Tuesday, March 16, 2021

Deb Haaland confirmed as Interior secretary with support from four Republican senators

Deb Haaland at her confirmation hearing 
(Photo by Leigh Vogel, Getty Images)
After a weeks-long confirmation process, on Monday the Senate confirmed U.S. Rep. Deb Haaland, D-N.M., as President Biden's secretary of the Department of the Interior, marking the first time a Native American has held any cabinet-level position.
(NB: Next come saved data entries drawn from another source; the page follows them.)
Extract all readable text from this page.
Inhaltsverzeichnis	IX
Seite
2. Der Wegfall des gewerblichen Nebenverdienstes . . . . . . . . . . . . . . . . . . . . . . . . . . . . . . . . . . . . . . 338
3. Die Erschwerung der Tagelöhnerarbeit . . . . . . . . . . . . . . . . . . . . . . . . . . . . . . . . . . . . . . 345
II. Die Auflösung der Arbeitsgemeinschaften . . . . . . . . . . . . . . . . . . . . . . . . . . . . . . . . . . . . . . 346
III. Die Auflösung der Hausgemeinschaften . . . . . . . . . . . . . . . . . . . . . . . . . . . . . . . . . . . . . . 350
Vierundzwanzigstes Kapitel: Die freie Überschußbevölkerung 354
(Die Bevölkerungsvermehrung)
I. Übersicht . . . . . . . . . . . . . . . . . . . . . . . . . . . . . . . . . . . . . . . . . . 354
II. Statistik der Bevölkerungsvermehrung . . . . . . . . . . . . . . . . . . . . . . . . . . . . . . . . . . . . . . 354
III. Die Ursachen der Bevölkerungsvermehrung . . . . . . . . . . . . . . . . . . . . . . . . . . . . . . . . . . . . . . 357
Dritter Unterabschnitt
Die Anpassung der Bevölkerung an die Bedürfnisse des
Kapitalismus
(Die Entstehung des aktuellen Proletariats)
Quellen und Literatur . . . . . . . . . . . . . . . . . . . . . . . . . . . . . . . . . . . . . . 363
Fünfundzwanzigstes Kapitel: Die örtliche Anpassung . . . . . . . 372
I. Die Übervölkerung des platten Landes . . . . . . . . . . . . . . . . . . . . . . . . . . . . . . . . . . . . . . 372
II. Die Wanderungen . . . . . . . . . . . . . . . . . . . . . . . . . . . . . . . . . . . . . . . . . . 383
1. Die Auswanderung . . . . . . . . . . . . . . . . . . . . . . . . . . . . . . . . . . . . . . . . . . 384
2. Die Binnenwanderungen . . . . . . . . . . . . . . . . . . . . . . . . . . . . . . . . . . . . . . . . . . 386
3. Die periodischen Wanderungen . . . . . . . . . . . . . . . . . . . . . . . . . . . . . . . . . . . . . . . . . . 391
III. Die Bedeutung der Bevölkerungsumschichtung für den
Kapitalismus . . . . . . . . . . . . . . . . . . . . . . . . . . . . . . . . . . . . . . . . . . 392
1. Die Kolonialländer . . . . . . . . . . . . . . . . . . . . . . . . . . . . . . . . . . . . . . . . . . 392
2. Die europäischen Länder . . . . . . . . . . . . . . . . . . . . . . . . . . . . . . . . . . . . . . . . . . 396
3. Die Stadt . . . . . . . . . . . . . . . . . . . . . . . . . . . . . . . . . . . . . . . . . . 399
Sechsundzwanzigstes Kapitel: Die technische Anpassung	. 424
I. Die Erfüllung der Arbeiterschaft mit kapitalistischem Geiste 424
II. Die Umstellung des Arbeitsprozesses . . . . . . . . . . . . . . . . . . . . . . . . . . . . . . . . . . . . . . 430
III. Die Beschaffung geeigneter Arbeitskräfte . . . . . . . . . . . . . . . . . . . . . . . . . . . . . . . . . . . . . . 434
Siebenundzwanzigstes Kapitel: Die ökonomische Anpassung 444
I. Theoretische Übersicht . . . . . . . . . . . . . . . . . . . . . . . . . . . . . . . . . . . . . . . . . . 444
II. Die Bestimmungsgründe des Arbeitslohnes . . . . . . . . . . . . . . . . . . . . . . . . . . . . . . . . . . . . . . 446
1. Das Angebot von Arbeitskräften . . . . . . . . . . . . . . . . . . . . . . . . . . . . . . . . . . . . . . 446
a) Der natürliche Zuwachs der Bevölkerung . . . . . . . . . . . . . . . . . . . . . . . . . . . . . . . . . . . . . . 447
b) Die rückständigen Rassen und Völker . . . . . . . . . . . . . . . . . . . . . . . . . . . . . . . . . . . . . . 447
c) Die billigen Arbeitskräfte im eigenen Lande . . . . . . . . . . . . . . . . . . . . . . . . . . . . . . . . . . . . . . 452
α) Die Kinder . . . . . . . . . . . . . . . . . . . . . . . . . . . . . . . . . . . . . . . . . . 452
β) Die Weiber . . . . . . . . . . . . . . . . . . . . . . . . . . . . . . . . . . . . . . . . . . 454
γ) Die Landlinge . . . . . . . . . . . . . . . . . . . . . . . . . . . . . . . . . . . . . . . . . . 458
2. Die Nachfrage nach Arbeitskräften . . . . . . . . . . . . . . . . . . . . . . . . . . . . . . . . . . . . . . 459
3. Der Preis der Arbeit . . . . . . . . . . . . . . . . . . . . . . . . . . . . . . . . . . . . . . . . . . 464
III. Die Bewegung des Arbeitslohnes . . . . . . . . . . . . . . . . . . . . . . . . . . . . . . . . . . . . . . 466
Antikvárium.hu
Haaland, 60, is a registered member of the Laguna Pueblo Nation and in 2018 was one of the first Native American women elected to Congress.
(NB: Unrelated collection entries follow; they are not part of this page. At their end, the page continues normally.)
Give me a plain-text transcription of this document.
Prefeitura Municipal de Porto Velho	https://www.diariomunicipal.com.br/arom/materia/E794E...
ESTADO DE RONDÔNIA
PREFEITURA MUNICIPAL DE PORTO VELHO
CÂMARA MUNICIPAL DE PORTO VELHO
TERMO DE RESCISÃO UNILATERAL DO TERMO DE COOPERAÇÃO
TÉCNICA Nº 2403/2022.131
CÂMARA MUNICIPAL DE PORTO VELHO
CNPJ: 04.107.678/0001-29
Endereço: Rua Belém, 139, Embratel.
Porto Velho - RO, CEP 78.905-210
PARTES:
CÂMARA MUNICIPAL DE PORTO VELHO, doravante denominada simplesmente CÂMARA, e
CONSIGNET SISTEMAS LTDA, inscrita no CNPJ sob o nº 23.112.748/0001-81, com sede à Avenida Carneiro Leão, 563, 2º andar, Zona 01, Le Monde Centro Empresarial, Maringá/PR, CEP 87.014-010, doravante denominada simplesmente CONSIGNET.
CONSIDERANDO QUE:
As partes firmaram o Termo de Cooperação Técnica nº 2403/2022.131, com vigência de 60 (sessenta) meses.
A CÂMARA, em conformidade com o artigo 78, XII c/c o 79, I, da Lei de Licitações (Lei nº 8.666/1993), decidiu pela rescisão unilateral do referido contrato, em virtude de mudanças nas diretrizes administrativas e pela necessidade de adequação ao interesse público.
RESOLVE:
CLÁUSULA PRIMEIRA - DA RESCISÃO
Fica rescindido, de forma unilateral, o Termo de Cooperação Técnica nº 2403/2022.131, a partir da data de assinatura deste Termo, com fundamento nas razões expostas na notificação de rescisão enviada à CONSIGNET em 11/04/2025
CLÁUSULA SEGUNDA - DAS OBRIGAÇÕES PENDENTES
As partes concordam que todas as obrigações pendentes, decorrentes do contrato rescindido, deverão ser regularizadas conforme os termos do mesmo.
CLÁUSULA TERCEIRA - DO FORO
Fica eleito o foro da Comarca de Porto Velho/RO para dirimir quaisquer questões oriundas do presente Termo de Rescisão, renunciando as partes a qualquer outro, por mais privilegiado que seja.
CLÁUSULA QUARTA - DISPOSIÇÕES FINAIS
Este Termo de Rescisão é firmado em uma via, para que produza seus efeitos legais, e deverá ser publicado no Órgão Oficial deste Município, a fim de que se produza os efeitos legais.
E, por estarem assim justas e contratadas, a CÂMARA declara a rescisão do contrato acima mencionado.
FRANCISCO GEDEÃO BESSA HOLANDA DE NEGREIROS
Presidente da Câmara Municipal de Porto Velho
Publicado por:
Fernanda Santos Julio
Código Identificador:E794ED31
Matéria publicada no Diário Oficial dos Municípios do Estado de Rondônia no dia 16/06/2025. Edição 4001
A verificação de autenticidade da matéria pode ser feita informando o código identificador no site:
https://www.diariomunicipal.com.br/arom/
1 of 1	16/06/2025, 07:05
Four Republican senators crossed the aisle to vote for Haaland in the 51-40 vote: Lisa Murkowski and Dan Sullivan of Alaska (the state with the highest proportion of Native Americans), Susan Collins of Maine (the most rural state), and Lindsey Graham of South Carolina, reports Timothy Puko of The Wall Street Journal.

"Along with energy leases on federal land, Haaland will oversee the national parks and endangered-species protections. She will also lead the Bureau of Indian Affairs, a role that her supporters say will help reconcile long-troubled relations between Washington and America’s Indigenous peoples," Puko reports. Haaland's history of environmental activism and skeptical eye toward fracking triggered significant resistance from Republican senators during the confirmation process.

Presidential historian Heather Cox Richardson provides more context for Haaland's historic confirmation, including the Interior Department's history with Native Americans and energy.